En el Cajeme viejo, cada chiname de horcones, se constituía en un pesebre parecido al de Belén, donde Jesús comenzó a sembrar la huella de su humildad

En el Cajeme viejo, no había, durante los días navideños, arbolitos multicolores ni nacimientos que ahora se instalan con paciencia artesanal. Si acaso, cada hogar –chinames de horcones con paredes de carrizo, enjarradas de barro-, se constituía en un pesebre, parecido al de Belén, donde Jesús comenzó a sembrar la huella de la humildad desde el inicio de su vida.

Cuando la Nochebuena asomaba su canción crepuscular con el trino de los pájaros, una tibia inquietud –a pesar de los vientos fríos que levantaban polvaredas en las calles desnudas de los barrios- se metía en el corazón de los niños de entonces.

Y todos queríamos ir a refugiarnos en la tarima, temprano, porque al día siguiente, Navidad, habría regocijo con los regalos colocados en las cabeceras, mismos que se convertían, por humildes que fueran, en llave mágica para encontrar los caminos siempre maravillosos de la fantasía.

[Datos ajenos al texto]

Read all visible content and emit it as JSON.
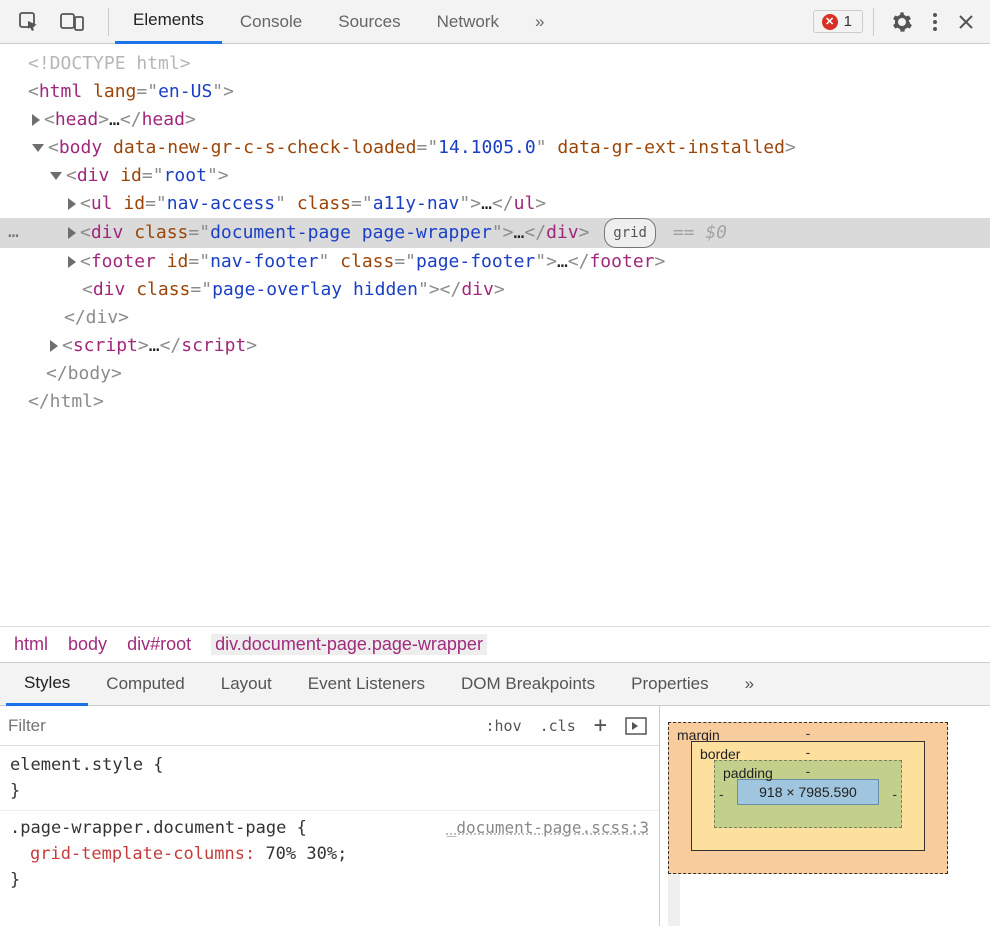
{
  "toolbar": {
    "tabs": [
      "Elements",
      "Console",
      "Sources",
      "Network"
    ],
    "more": "»",
    "error_count": "1"
  },
  "dom": {
    "doctype": "<!DOCTYPE html>",
    "html_open": {
      "tag": "html",
      "attrs": [
        [
          "lang",
          "en-US"
        ]
      ]
    },
    "head": {
      "tag": "head",
      "ellipsis": "…"
    },
    "body_open": {
      "tag": "body",
      "attrs": [
        [
          "data-new-gr-c-s-check-loaded",
          "14.1005.0"
        ],
        [
          "data-gr-ext-installed",
          ""
        ]
      ]
    },
    "root_open": {
      "tag": "div",
      "attrs": [
        [
          "id",
          "root"
        ]
      ]
    },
    "nav_ul": {
      "tag": "ul",
      "attrs": [
        [
          "id",
          "nav-access"
        ],
        [
          "class",
          "a11y-nav"
        ]
      ],
      "ellipsis": "…"
    },
    "selected": {
      "tag": "div",
      "attrs": [
        [
          "class",
          "document-page page-wrapper"
        ]
      ],
      "ellipsis": "…",
      "badge": "grid",
      "eq": "== $0"
    },
    "footer": {
      "tag": "footer",
      "attrs": [
        [
          "id",
          "nav-footer"
        ],
        [
          "class",
          "page-footer"
        ]
      ],
      "ellipsis": "…"
    },
    "overlay": {
      "tag": "div",
      "attrs": [
        [
          "class",
          "page-overlay hidden"
        ]
      ]
    },
    "root_close": "</div>",
    "script": {
      "tag": "script",
      "ellipsis": "…"
    },
    "body_close": "</body>",
    "html_close": "</html>"
  },
  "breadcrumb": [
    "html",
    "body",
    "div#root",
    "div.document-page.page-wrapper"
  ],
  "lower_tabs": [
    "Styles",
    "Computed",
    "Layout",
    "Event Listeners",
    "DOM Breakpoints",
    "Properties"
  ],
  "filter": {
    "placeholder": "Filter",
    "hov": ":hov",
    "cls": ".cls",
    "plus": "+"
  },
  "styles": {
    "element_style": "element.style {",
    "closing": "}",
    "rule_selector": ".page-wrapper.document-page {",
    "rule_source": "_document-page.scss:3",
    "prop_name": "grid-template-columns",
    "prop_val": "70% 30%;"
  },
  "box_model": {
    "margin_label": "margin",
    "border_label": "border",
    "padding_label": "padding",
    "content": "918 × 7985.590",
    "dash": "-"
  }
}
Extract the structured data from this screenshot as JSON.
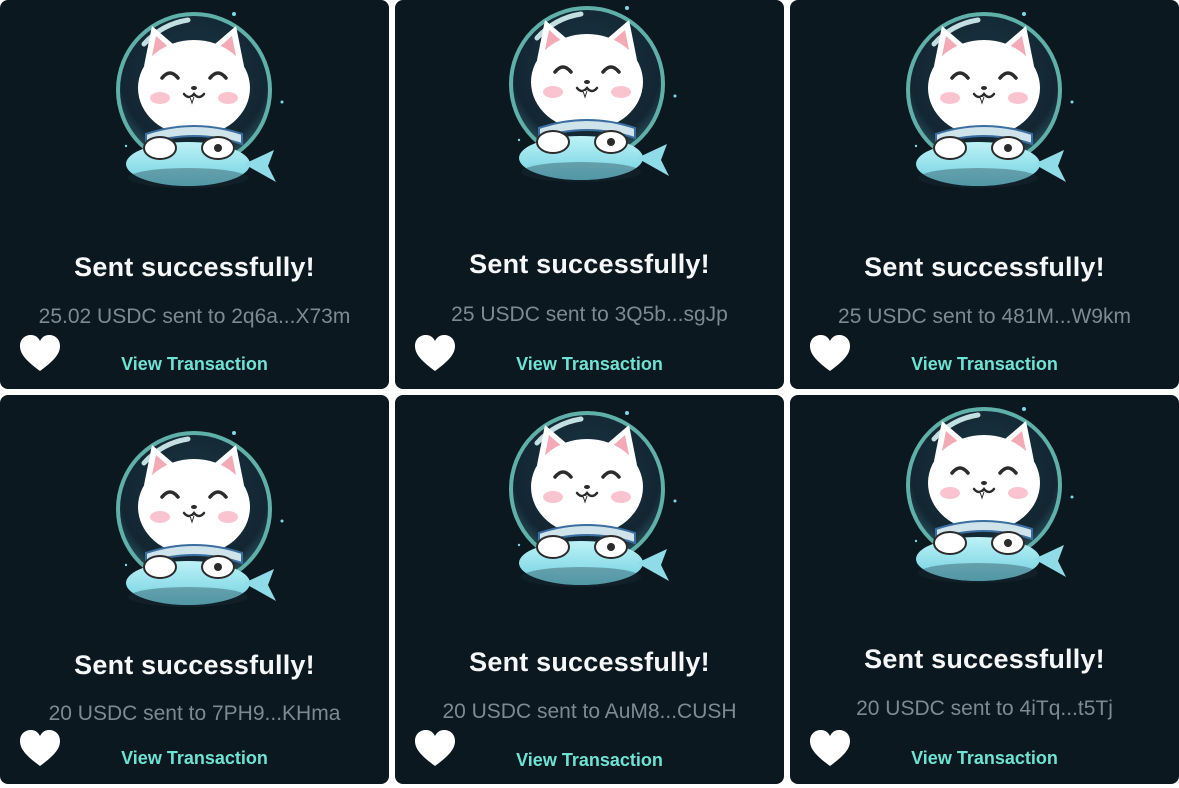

¿Cómo no evocar esos días, si aún me estremece el recuerdo de la belleza de los cuentos y leyendas que María desgranaba para sus hijos, mientras preparaba la masa para los tamales, amparada por la tenue luz de la lámpara de petróleo?

Pronto será Nochebuena. Tiempo para intentar, de nuevo, ser un poco niños. Reencontrar la semilla y huella de los orígenes. Aprender y tatuarse en el alma el respeto irrestricto hacia todos los seres de la Creación, por mínimos que sean. Saber escuchar y compartir, porque la humildad es el único sendero que conduce a la lealtad, la justicia y la sabiduría.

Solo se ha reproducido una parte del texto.